Chinese spy balloon ‘was 200ft tall and may have had explosives’

Chinese spy balloon flies over Montana   (CHASE DOAK/AFP via Getty Images)
Chinese spy balloon flies over Montana (CHASE DOAK/AFP via Getty Images)

One of America’s top generals has said the Chinese spy balloon shot down over the Atlantic may have been carrying explosives.

Air Force General Glen D VanHerck revealed it was 200ft (60m) tall, weighed thousands of pounds and had a payload the size of a jetliner.

The balloon, which drifted through US airspace for a week before it was shot down over the Atlantic on Saturday, provoked a row between the US and China that has further strained relations between the two countries.

VanHerck, the head of US North American Aerospace Defense Command (Norad), who oversaw the operation to shoot down the balloon, said the military did not have evidence that the aircraft contained an explosive device, but could not rule it out. That risk was a factor in his decision to bring it down over open water, he told reporters.

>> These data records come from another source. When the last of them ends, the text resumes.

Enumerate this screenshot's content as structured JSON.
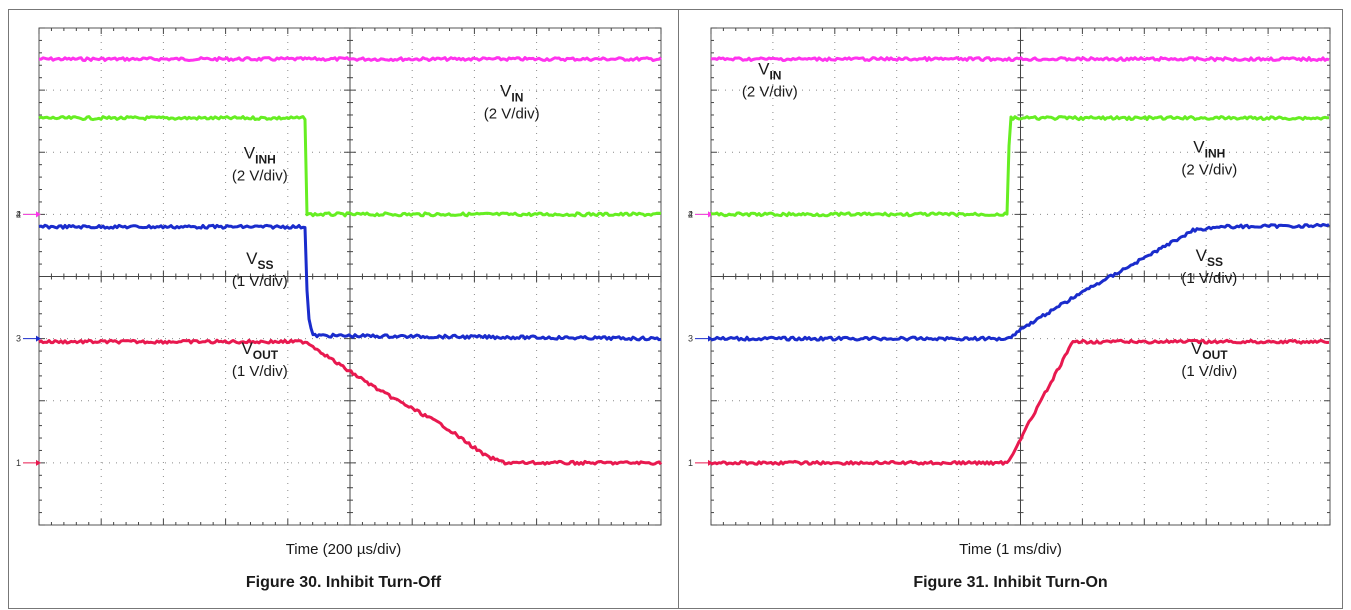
{
  "colors": {
    "vin": "#ff33ee",
    "vinh": "#66ee22",
    "vss": "#1a2ccc",
    "vout": "#e8194f",
    "grid": "#8a8a8a"
  },
  "chart_data": [
    {
      "type": "line",
      "title": "",
      "caption": "Figure 30. Inhibit Turn-Off",
      "xlabel": "Time (200 µs/div)",
      "ylabel": "",
      "x_unit": "div",
      "y_unit": "div",
      "xlim": [
        0,
        10
      ],
      "ylim": [
        0,
        8
      ],
      "grid": true,
      "channel_markers": [
        {
          "label": "2",
          "y": 5.0,
          "color": "#66ee22"
        },
        {
          "label": "4",
          "y": 5.0,
          "color": "#ff33ee"
        },
        {
          "label": "3",
          "y": 3.0,
          "color": "#1a2ccc"
        },
        {
          "label": "1",
          "y": 1.0,
          "color": "#e8194f"
        }
      ],
      "series": [
        {
          "key": "vin",
          "points": [
            [
              0,
              7.5
            ],
            [
              10,
              7.5
            ]
          ],
          "label_main": "V",
          "label_sub": "IN",
          "label_scale": "(2 V/div)",
          "label_pos": [
            7.6,
            6.9
          ]
        },
        {
          "key": "vinh",
          "points": [
            [
              0,
              6.55
            ],
            [
              4.28,
              6.55
            ],
            [
              4.3,
              5.0
            ],
            [
              10,
              5.0
            ]
          ],
          "label_main": "V",
          "label_sub": "INH",
          "label_scale": "(2 V/div)",
          "label_pos": [
            3.55,
            5.9
          ]
        },
        {
          "key": "vss",
          "points": [
            [
              0,
              4.8
            ],
            [
              4.28,
              4.8
            ],
            [
              4.32,
              3.4
            ],
            [
              4.4,
              3.05
            ],
            [
              10,
              3.0
            ]
          ],
          "label_main": "V",
          "label_sub": "SS",
          "label_scale": "(1 V/div)",
          "label_pos": [
            3.55,
            4.2
          ]
        },
        {
          "key": "vout",
          "points": [
            [
              0,
              2.95
            ],
            [
              4.3,
              2.95
            ],
            [
              4.8,
              2.6
            ],
            [
              5.5,
              2.15
            ],
            [
              6.5,
              1.6
            ],
            [
              7.2,
              1.1
            ],
            [
              7.5,
              1.0
            ],
            [
              10,
              1.0
            ]
          ],
          "label_main": "V",
          "label_sub": "OUT",
          "label_scale": "(1 V/div)",
          "label_pos": [
            3.55,
            2.75
          ]
        }
      ]
    },
    {
      "type": "line",
      "title": "",
      "caption": "Figure 31. Inhibit Turn-On",
      "xlabel": "Time (1 ms/div)",
      "ylabel": "",
      "x_unit": "div",
      "y_unit": "div",
      "xlim": [
        0,
        10
      ],
      "ylim": [
        0,
        8
      ],
      "grid": true,
      "channel_markers": [
        {
          "label": "2",
          "y": 5.0,
          "color": "#66ee22"
        },
        {
          "label": "4",
          "y": 5.0,
          "color": "#ff33ee"
        },
        {
          "label": "3",
          "y": 3.0,
          "color": "#1a2ccc"
        },
        {
          "label": "1",
          "y": 1.0,
          "color": "#e8194f"
        }
      ],
      "series": [
        {
          "key": "vin",
          "points": [
            [
              0,
              7.5
            ],
            [
              10,
              7.5
            ]
          ],
          "label_main": "V",
          "label_sub": "IN",
          "label_scale": "(2 V/div)",
          "label_pos": [
            0.95,
            7.25
          ]
        },
        {
          "key": "vinh",
          "points": [
            [
              0,
              5.0
            ],
            [
              4.8,
              5.0
            ],
            [
              4.82,
              6.55
            ],
            [
              10,
              6.55
            ]
          ],
          "label_main": "V",
          "label_sub": "INH",
          "label_scale": "(2 V/div)",
          "label_pos": [
            8.05,
            6.0
          ]
        },
        {
          "key": "vss",
          "points": [
            [
              0,
              3.0
            ],
            [
              4.8,
              3.0
            ],
            [
              5.0,
              3.15
            ],
            [
              6.0,
              3.75
            ],
            [
              7.0,
              4.3
            ],
            [
              7.8,
              4.75
            ],
            [
              8.2,
              4.8
            ],
            [
              10,
              4.82
            ]
          ],
          "label_main": "V",
          "label_sub": "SS",
          "label_scale": "(1 V/div)",
          "label_pos": [
            8.05,
            4.25
          ]
        },
        {
          "key": "vout",
          "points": [
            [
              0,
              1.0
            ],
            [
              4.8,
              1.0
            ],
            [
              4.95,
              1.3
            ],
            [
              5.85,
              2.95
            ],
            [
              10,
              2.95
            ]
          ],
          "label_main": "V",
          "label_sub": "OUT",
          "label_scale": "(1 V/div)",
          "label_pos": [
            8.05,
            2.75
          ]
        }
      ]
    }
  ]
}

The commander of US Northern Command said: “I can’t confirm whether it had explosives or not.

“Anytime you down something like this, we make an assumption that that potential exists.”

His description came as the Pentagon defended President Joe Biden’s decision to wait and shoot down the craft on Saturday after it cleared US land.

“The balloon assessment was up to 200ft tall for the actual balloon,” VanHerck said. “Of the payload itself, I would categorise that as a jet airliner type of size, maybe a regional jet ... [It] probably weighed in excess of a couple thousand pounds.

“From a safety standpoint, picture yourself with large debris weighing hundreds if not thousands of pounds falling out of the sky.”

An F-22 fighter jet shot it down off the coast of South Carolina. Mr Biden had said that he wanted the balloon downed as soon as possible when he was informed of it last Tuesday.

The Pentagon said at the weekend that Chinese surveillance balloons had entered US airspace at least three times when Donald Trump was president but VanHerck said that those intrusions had not been detected at the time. The general put the intelligence lapse down to an “awareness gap”.

China has insisted that the balloon was a civilian craft conducting weather research that had blown off course.